The Magnificat is not only Mary’s song but that of the whole of Israel. When Israel was under Roman rule, there was an expectation of the Messiah in the air. Elizabeth confirms to Mary that she was going to be the mother of that Messiah. So, Mary is singing the song of liberation of the children of Israel. Eventually, a mystery would be revealed that Mary was singing the liberation of humanity from the rule of sin, eternal redemption, and return of the fallen humanity. The original fall is narrated to have begun from Eve, the first woman. Now, the new woman is assumed to heaven, signifying the possibility of the return of humanity to its original goodness.

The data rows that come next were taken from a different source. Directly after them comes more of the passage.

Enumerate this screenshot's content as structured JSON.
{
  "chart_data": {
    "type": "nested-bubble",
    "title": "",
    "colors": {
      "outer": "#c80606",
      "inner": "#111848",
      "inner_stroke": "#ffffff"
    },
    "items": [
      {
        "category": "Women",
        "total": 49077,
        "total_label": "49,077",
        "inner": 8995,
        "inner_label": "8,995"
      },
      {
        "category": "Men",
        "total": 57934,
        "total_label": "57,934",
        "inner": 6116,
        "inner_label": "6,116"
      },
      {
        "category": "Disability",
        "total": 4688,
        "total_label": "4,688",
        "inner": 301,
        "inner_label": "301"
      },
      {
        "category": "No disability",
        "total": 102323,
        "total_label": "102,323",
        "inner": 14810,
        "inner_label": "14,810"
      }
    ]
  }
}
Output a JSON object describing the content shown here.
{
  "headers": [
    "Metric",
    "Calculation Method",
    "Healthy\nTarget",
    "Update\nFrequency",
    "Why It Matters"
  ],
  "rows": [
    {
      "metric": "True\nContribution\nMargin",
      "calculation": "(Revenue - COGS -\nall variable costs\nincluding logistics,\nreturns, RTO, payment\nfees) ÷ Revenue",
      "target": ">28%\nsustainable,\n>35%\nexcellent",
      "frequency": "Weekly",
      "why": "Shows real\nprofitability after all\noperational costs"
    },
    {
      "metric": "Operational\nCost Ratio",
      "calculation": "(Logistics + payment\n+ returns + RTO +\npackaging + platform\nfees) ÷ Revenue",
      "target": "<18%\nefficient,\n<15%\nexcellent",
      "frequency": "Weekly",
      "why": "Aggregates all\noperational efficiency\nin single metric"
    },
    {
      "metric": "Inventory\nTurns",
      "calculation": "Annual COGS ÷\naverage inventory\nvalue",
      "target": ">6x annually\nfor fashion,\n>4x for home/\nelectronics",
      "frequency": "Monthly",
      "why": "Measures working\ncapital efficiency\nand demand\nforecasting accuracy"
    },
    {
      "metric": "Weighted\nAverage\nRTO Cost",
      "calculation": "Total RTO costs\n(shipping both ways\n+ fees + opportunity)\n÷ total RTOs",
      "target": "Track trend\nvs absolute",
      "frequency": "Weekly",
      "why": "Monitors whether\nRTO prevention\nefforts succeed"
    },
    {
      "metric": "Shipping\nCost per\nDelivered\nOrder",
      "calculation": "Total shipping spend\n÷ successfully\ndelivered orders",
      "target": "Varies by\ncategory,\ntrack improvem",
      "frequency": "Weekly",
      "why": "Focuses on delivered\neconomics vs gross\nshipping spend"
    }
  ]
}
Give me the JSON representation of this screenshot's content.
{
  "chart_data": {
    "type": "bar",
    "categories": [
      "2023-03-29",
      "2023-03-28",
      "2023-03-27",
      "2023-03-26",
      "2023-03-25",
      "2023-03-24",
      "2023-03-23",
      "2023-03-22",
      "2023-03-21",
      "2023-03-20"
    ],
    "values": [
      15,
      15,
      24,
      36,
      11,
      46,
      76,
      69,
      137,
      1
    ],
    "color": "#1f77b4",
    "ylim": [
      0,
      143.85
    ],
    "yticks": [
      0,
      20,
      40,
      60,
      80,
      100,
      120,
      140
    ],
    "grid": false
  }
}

Mary knew the song of Hannah from the Old Testament (1 Sam. 2). The song has some changes in today’s available text. Either the song was used in the way Mary sang, or Mary improvised it in response to the new situation of Israel. The song of liberation is as much Elizabeth’s as it is of Mary’s.  Both women have experienced liberation from oppressing situations. I would have loved to hear this as a duet in an opera, Elizabeth and Mary singing together their stories of liberation.

Elizabeth, much like Hanna, was afflicted for being barren, and getting a child in her old age was a liberation from the curse of barrenness. Mary also had her liberation. The young lady was going to meet Elizabeth with an ambivalent mind. She had told Joseph about the encounter with the angel, and he had not believed the story, and Mary knew he was contemplating a divorce. She was going to Elizabeth knowing the possibility of a death penalty for adultery or, at best, the prospect of living single parenthood. She was distressed, to say the least. It is to this woman that Elizabeth says, “Blessed are you among women,” hearing the exact words she heard from Gabriel and being called the mother of the Lord, Mary just heard the confirmation of the miracle that she was carrying. That one spiritual advice made her pursed lips spring forth into a song of liberation.

Every journey in the Bible is mentioned as a preparation for a significant revelation. So, this journey was a plot set to bring together the two New Testament leading men even as they were in the womb.  It also brings these two women to sing the revelation of God’s plan to turn over the standards of this world and establish the standards of the Kingdom of God to raise the poor, the humble, the childless, the unwanted.

Mary’s ultimate reward was received in her assumption. For a fragile and broken humanity, the assumption is a sign and promise for wholeness not only on earth but also in the life after. Mary’s assumption is an invitation to live a life worthy of assumption to the Kingdom of God.